The study enrolled critically ill adults (≥18 years) undergoing emergency tracheal intubation in 14 ICUs and EDs across six U.S. centers. Patients were eligible if they required an induction agent for intubation and were excluded if they had trauma, pregnancy, incarceration, or urgent airway needs that precluded randomization. Notably, 46.7% had sepsis or septic shock, and 22% were receiving vasopressors—reflecting a high-acuity, real-world population.

Patients in the intervention group received intravenous ketamine for induction, with dosing (1.0–2.0 mg/kg) selected by the clinician based on a weight-based nomogram. Administration fidelity was high (99.2%), and other aspects of care—such as paralytics and post-intubation sedation—were at clinician discretion.

The comparator group received intravenous etomidate (0.2–0.3 mg/kg), also guided by a weight-based nomogram. Etomidate was administered as intended in 99.6% of patients. Both groups had similar use of neuromuscular blockade and airway techniques, supporting protocol consistency across sites.
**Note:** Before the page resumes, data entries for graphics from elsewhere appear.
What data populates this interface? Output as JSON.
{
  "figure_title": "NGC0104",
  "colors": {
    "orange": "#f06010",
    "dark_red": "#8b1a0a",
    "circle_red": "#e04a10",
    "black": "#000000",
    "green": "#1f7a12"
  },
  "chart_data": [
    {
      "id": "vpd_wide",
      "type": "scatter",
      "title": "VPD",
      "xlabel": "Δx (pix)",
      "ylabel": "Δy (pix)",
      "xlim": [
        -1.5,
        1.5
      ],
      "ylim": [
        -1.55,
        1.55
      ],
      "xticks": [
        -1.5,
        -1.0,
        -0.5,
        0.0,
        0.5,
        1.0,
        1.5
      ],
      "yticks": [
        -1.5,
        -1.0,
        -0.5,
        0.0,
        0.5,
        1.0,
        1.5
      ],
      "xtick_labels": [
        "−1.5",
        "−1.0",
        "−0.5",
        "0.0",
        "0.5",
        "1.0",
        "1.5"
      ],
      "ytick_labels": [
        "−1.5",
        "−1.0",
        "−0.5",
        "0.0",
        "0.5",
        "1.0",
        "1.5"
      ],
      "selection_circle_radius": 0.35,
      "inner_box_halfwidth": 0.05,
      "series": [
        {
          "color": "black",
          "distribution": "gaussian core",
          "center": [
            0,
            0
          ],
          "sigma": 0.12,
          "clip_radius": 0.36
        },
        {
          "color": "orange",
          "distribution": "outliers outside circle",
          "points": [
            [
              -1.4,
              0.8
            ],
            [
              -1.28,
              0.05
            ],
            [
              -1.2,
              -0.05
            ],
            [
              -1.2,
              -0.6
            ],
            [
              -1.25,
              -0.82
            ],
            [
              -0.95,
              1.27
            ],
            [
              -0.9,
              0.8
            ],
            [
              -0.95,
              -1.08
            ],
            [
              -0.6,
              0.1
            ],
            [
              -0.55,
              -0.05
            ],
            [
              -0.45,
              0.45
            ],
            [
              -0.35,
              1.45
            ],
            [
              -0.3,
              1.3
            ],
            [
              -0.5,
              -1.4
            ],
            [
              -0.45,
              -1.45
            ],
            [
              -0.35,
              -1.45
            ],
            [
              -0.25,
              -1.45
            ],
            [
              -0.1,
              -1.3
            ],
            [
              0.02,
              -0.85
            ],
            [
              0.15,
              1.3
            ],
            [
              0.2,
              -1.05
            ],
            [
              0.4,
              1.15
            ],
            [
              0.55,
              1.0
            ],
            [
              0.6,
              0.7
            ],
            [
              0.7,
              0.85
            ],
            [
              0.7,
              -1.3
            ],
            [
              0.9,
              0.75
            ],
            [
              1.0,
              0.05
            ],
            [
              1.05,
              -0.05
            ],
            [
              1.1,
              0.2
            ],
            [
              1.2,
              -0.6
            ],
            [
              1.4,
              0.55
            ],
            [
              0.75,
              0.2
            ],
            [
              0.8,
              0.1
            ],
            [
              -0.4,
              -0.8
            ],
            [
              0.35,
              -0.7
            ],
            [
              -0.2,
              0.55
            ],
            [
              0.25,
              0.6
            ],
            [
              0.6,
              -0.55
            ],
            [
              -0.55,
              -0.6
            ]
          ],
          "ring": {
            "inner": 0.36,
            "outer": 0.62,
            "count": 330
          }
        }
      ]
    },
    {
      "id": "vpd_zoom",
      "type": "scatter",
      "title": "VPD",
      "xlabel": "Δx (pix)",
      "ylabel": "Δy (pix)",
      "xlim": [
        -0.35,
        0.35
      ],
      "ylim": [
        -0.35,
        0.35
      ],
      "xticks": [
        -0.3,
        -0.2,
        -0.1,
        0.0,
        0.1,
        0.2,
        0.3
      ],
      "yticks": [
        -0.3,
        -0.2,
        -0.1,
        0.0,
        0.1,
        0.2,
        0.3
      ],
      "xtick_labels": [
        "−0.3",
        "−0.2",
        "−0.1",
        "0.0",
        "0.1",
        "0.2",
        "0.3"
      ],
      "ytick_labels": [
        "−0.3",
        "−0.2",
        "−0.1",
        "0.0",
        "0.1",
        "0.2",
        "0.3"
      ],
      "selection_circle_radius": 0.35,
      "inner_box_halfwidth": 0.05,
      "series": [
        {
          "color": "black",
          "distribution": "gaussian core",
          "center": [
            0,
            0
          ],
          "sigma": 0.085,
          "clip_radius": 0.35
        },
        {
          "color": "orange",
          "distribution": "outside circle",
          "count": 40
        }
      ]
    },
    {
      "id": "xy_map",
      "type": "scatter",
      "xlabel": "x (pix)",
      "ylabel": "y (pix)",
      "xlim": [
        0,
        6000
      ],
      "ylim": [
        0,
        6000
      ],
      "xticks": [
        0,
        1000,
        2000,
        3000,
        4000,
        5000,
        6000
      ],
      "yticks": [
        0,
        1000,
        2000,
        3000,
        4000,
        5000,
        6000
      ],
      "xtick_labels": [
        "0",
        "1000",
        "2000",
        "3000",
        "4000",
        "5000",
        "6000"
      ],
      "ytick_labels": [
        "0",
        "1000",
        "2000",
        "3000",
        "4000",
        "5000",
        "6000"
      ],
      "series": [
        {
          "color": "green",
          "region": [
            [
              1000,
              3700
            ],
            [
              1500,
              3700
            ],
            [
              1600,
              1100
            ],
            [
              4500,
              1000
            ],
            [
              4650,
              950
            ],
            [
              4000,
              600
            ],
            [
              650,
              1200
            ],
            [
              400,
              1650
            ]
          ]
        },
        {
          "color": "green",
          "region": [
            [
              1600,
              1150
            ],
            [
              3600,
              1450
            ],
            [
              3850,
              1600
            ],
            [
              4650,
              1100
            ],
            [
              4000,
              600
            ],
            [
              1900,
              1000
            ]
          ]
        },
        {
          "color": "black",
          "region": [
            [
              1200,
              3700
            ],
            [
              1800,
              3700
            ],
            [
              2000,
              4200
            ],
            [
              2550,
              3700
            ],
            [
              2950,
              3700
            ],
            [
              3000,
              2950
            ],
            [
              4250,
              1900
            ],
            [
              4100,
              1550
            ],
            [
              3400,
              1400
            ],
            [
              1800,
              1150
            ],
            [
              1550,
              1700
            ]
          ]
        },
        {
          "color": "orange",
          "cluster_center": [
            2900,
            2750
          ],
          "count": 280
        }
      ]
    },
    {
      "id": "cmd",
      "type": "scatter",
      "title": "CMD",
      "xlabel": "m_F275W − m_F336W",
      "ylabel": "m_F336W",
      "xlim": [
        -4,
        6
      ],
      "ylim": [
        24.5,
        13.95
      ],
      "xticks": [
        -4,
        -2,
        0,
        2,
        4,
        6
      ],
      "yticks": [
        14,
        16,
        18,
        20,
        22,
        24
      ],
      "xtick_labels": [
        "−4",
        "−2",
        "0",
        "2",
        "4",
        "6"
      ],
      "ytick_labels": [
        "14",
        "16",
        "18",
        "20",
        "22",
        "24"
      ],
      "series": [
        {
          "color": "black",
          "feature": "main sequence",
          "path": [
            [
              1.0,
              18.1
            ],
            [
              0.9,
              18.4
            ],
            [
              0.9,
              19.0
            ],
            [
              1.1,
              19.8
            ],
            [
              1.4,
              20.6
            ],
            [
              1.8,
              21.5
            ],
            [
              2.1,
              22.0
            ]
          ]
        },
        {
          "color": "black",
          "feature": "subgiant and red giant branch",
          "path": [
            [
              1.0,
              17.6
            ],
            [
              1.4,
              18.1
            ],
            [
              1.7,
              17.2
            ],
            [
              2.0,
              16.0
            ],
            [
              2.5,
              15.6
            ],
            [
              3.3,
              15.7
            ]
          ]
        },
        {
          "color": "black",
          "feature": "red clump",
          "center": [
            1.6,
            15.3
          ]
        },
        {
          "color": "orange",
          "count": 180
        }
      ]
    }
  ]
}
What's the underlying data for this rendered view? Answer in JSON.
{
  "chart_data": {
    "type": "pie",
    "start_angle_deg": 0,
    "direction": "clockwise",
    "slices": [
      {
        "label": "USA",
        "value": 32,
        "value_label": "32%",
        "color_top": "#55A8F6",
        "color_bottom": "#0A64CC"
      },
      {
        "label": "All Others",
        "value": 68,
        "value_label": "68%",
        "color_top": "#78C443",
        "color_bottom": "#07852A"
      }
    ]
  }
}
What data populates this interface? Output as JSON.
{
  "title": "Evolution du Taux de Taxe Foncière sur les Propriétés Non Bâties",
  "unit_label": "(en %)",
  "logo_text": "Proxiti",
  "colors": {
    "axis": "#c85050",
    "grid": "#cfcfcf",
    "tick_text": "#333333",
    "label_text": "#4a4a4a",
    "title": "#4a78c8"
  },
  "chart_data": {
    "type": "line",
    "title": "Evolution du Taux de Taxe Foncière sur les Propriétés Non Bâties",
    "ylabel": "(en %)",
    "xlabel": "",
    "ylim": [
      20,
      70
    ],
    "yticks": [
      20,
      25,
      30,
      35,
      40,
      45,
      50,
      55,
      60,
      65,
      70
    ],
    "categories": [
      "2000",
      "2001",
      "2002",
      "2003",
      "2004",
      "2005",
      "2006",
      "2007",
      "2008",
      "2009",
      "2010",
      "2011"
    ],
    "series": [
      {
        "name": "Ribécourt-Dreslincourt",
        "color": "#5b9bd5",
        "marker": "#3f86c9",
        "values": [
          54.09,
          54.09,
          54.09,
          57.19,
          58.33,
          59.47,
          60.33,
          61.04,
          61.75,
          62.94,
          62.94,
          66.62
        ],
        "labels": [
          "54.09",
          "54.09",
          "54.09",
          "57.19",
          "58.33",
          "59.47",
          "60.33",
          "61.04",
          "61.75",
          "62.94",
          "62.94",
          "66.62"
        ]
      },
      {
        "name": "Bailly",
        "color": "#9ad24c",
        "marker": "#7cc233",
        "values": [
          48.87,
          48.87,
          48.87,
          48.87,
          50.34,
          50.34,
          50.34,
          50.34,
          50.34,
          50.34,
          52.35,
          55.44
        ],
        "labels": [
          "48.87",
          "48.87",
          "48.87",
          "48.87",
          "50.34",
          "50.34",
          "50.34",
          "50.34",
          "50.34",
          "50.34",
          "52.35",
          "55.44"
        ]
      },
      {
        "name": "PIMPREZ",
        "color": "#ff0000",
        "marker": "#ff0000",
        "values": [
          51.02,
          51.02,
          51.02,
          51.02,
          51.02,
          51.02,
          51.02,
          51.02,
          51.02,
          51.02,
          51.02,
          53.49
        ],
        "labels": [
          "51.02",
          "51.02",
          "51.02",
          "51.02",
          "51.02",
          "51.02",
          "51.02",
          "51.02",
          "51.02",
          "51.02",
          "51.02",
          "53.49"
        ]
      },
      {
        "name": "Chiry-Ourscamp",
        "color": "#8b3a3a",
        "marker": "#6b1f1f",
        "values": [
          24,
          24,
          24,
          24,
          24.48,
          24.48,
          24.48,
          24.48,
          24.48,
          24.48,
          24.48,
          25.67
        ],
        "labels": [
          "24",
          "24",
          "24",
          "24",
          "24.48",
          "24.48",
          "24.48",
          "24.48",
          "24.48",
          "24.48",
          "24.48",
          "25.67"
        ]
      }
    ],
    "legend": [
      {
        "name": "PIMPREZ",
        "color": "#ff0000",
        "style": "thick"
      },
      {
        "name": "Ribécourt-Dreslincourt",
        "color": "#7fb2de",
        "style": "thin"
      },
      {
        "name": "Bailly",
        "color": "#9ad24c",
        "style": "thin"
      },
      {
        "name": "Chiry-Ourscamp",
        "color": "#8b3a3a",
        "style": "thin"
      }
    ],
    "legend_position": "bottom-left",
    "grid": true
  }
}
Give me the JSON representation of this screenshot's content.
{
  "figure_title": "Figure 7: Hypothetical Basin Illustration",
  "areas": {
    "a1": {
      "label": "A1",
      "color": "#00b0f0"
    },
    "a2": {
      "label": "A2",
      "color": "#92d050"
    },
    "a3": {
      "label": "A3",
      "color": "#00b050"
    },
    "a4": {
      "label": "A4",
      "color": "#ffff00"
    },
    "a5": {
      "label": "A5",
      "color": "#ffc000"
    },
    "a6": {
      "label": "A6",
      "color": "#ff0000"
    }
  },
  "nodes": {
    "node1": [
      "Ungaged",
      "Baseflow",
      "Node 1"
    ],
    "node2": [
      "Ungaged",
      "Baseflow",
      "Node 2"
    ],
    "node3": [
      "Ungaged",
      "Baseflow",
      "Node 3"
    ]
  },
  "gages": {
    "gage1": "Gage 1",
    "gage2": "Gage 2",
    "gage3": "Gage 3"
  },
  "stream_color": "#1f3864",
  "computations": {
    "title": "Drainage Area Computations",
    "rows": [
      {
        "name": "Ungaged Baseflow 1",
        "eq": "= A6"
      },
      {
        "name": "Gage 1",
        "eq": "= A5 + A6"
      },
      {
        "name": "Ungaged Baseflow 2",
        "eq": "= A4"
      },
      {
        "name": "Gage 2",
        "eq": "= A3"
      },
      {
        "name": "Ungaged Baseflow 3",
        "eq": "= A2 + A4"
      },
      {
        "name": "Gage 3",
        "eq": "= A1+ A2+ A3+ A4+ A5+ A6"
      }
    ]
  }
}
The primary outcome was in-hospital mortality by day 28. Secondary outcomes included cardiovascular collapse during intubation (SBP <65 mm Hg, new or increased vasopressors, or cardiac arrest). Among 2,365 patients randomized, mortality was similar: 28.1% with ketamine vs. 29.1% with etomidate (adjusted risk difference -0.8%; 95% CI -4.5 to 2.9; P=0.65). However, cardiovascular collapse was more frequent with ketamine (22.1% vs. 17.0%), particularly in patients with sepsis or high APACHE II scores.

Insights and Takeaways

The RSI trial provides important clarity for induction agent selection during emergency tracheal intubation. With no difference in mortality between ketamine and etomidate, clinicians can make induction choices based on patient-specific physiology and clinical context rather than concerns about survival. This finding supports flexibility in drug selection, allowing for individualized approaches in critically ill patients.

However, ketamine was associated with a higher incidence of cardiovascular collapse, particularly among patients with sepsis or high illness severity. This underscores the importance of hemodynamic risk stratification when selecting an induction agent. In patients with limited cardiovascular reserve, ketamine may increase the risk of hypotension, vasopressor escalation, or arrest during the periprocedural period.

Though ketamine is often favored for its potential to support blood pressure via endogenous catecholamine release, its negative inotropic and vasodilatory effects may dominate in critically ill patients—especially those with shock or catecholamine depletion. The assumption that ketamine is always hemodynamically safer than etomidate is not supported by these findings. Induction agents should be selected not by protocol alone, but by careful evaluation of each patient’s physiology and clinical trajectory.

Conclusion

The RSI trial delivers high-quality evidence to guide induction agent selection in critically ill adults undergoing emergency intubation. While ketamine and etomidate demonstrate equivalent outcomes with respect to short-term mortality, their hemodynamic profiles differ meaningfully. Etomidate was associated with greater cardiovascular stability, particularly in high-risk subgroups such as those with sepsis or elevated illness severity. For ICU clinicians, this reinforces the need to tailor induction choices to individual patient physiology, moving beyond assumptions of drug safety based solely on pharmacologic theory.

References

1. Casey JD, Seitz KP, Driver BE, Gibbs KW, Ginde AA, Trent SA, Russell DW, Muhs AL, Prekker ME, Gaillard JP, Resnick-Ault D, Stewart LJ, Whitson MR, DeMasi SC, Robinson AE, Palakshappa JA, Aggarwal NR, Brainard JC, Douin DJ, Marvi TK, Scott BK, Alber SM, Lyle C, Gandotra S, Van Schaik GW, Lacy AJ, Sherlin KC, Erickson HL, Cain JM, Redman B, Beach LL, Gould B, McIntosh J, Lewis AA, Lloyd BD, Israel TL, Imhoff B, Wang L, Spicer AB, Churpek MM, Rice TW, Self WH, Han JH, Semler MW; RSI Investigators and the Pragmatic Critical Care Research Group. Ketamine or Etomidate for Tracheal Intubation of Critically Ill Adults. N Engl J Med. 2025 Dec 9:10.1056/NEJMoa2511420. doi: 10.1056/NEJMoa2511420. Epub ahead of print. PMID: 41369227; PMCID: PMC12711137.